Benchmarking Neural Networks on Heterogeneous Hardware Resources
Authors/Creators
- 1. Aptiv Services Deutschland GmbH
- 2. University of Hildesheim
Description
In recent years, artificial intelligence (AI) became a key enabling technology for many domains. To
achieve best performance, modern AI methods have high resource demands, e.g., GPU servers for the
training of neural networks. With the advent of further processor technologies, such as tensor processors
or re-wirable processors, AI methods may be executed in shorter time while even saving energy. For
many application domains such as autonomous driving or unmanned aerial vehicles, real-time constraints
mandate low end-to-end latencies in AI processing.
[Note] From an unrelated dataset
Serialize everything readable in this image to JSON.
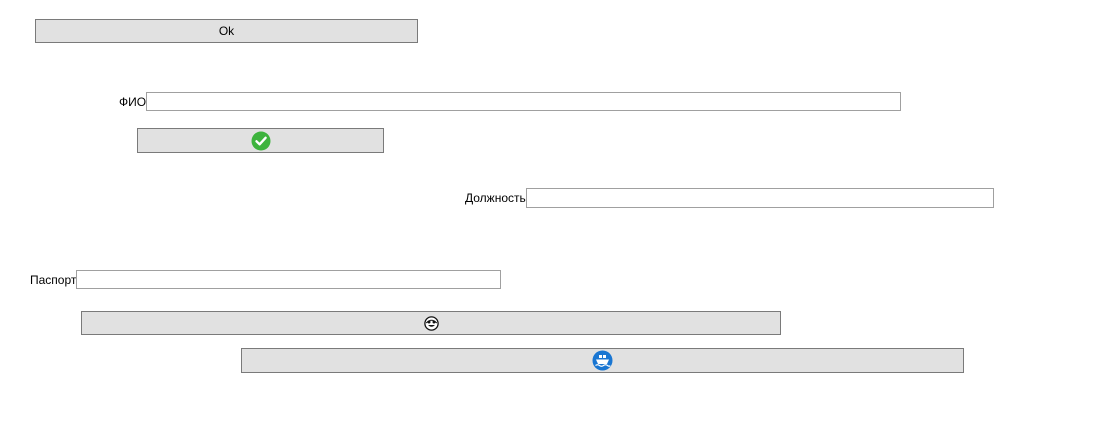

In this paper, we present a combined micro- and macro-benchmarking approach to analyze the
performance as well as the power demands of modern processor architectures using convolutional neural
networks as workload. We discuss tradeoffs among the different processor types and indicate issues and
challenges that arise when performing such benchmarks on heterogeneous hardware resources.
We show that FPGAs allow for an increase of 7x up to 45x in performance over high-end GPUs while
using only 10% of the power. In the consumer space, novel architectures such as the Apple M1 are able
to offer 3-5x better performance at 10-20% the power draw of current x86 CPU or GPU hardware.
This artifact contains the replication package for the respective paper (paper, slides included) on the Symposium of Software Performance 2021.